Sebuah rumah tangga yang didominasi oleh sikap keras seorang kepala keluarga akan berakibat pada tumbuhnya rasa ketakutan yang berujung trauma terhadap kekerasan. Hal semacam itu sangat rentan dialami oleh anggota keluarga, baik istri maupun anak-anak. Meski sebagian orang yang beranggapan bahwa kekerasan terkadang diperlukan dalam rangka mendidik dan menanamkan sikap disiplin kepada anggota keluarga, namun nyatanya anggapan ini lebih banyak berdampak negatif daripada sisi positif yang diperoleh. Keluarga bukanlah kamp militer, sehingga menanamkan sikap kedisiplinan dengan cara-cara ala militer tidak sesuai bila dipraktikkan.
Sebaliknya, sikap lunak seorang kepala keluarga juga dapat menimbulkan efek yang tidak baik. Bila sikap lunak tersebut diwujudkan dengan memanjakan istri atau anak-anak, maka akan berakibat pada kemandirian dan ketergantungan mereka terhadap suami atau ayah. Sedangkan apabila sikap lunak diberikan dengan cara memberika kelonggaran yang begitu besar, maka akan menjadikan anggota keluarga merasa bebas melakukan apapun hingga dapat berujung pada tindakan di luar batas kewajaran, baik secara syar’i maupun dari sisi norma lainnya.
Lebih ironis lagi, jika seorang kepala keluarga tidak memiliki kemampuan dan keberanian untuk memimpin keluarganya. Ia cenderung diam dan menuruti setiap ucapan istrinya yang terkesan seperti mendikte. Suami seolah menjadi budak, sementara sang istri menjadi rajanya. Sebuah fenomena suami takut kepada istrinya.
Apabila seoroang suami tidak mampu bangkit dari bayang-bayang istrinya dan tidak pernah berusaha mencoba untuk memegang kendali kepemimpinan dalam rumah tangga, maka keadaan yang demikian akan berakibat pada mudahnya seorang istri bersikap durhaka kepada suaminya. Bahkan anak-anak pun dapat meniru ibunya, berani berbuat durhaka kepada ayahnya.
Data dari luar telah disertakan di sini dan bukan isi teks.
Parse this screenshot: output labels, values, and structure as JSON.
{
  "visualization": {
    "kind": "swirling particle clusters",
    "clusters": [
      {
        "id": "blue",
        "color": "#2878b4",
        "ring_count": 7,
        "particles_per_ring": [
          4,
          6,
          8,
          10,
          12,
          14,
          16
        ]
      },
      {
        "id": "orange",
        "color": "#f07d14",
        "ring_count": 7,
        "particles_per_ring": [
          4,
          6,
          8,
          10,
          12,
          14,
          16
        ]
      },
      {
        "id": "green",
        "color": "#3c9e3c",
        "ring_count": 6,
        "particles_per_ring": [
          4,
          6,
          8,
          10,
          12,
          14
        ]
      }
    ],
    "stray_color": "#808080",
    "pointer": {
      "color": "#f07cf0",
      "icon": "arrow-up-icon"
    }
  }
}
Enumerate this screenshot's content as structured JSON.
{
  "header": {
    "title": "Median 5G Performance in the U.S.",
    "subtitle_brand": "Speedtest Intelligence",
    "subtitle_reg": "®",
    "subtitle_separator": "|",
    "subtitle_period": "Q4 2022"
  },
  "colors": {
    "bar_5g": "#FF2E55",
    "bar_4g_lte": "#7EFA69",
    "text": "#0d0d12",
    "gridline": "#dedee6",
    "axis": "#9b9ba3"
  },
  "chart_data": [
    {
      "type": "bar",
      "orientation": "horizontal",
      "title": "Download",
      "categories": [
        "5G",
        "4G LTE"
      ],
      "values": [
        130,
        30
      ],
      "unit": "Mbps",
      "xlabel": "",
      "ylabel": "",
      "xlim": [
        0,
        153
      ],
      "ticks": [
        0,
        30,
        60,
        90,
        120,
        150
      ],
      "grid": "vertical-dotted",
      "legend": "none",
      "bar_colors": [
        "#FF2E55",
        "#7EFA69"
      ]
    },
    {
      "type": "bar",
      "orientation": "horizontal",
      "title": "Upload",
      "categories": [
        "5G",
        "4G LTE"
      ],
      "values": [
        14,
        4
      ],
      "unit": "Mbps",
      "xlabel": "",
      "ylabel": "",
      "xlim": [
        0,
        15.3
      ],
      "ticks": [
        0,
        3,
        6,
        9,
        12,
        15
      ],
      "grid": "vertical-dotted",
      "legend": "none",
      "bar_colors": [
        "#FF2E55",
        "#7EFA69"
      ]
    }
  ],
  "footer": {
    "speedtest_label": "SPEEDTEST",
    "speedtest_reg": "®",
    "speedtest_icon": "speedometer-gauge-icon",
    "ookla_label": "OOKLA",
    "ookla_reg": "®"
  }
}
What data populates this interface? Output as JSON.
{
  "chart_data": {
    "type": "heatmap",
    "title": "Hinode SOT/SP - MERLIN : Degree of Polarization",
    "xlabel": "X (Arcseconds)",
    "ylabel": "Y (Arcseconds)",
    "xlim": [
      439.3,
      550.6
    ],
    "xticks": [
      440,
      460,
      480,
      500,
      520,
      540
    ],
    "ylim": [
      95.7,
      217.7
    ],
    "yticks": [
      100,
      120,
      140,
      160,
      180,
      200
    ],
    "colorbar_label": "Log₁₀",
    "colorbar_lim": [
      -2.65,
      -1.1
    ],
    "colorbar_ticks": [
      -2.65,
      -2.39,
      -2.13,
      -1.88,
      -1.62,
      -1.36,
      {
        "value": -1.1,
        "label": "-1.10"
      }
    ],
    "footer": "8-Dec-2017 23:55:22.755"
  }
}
Wajib hukumnya bagi seorang suami untuk menjadi pemimpin bagi keluarganya. Bukan sekedar karena ia seorang laki-laki, tetapi lebih dikarenakan Allah telah menjadikannya sebagai seorang ‘qawwam’ bagi istrinya, dan tentu bagi anak-anaknya pula. Tidak ada alasan untuk tidak menjadi nahkoda pada bahtera keluarganya, karena hal itu kelak akan dimintai pertanggungjawabannya di hadapan Allah Subhanahu wa Ta’ala.
Kepemimpinan yang seharusnya dipraktekkan oleh seorang suami adalah kepemimpinan yang dilakukan dengan cara arif dan bijaksana. Model seperti ini berada di tengah antara sikap lunak dan keras. Suami hendaknya mampu menjadi seorang yang lemah lembut dengan keluarganya, namun di sisi lain yang juga tetap dituntut untuk menjaga wibawanya selaku kepala keluarga. Artinya, ketika ia berinteraksi dalam keseharian bersama istri dan anak-anak, maka yang dinampakkan adalah sikap lemah lembutnya, namun saat ia mendidik kedisiplinan atau terpaksa menjatuhkan hukuman, maka ia mampu menegakkannya dengan sebijak mungkin
Saat seorang suami terpasksa memberikan teguran kepada istrinya, atau seorang ayah memberikan hukuma kepada anaknya, jangan sekali-kali menampakkan raut muka bahagia. Ia harus dapat meyakinkan istri dan anaknya bahwa dirinya tidak menyukai kesalahan yang telah diperbuat oleh mereka, sehingga ia terpaksa mengambil tindakan itu.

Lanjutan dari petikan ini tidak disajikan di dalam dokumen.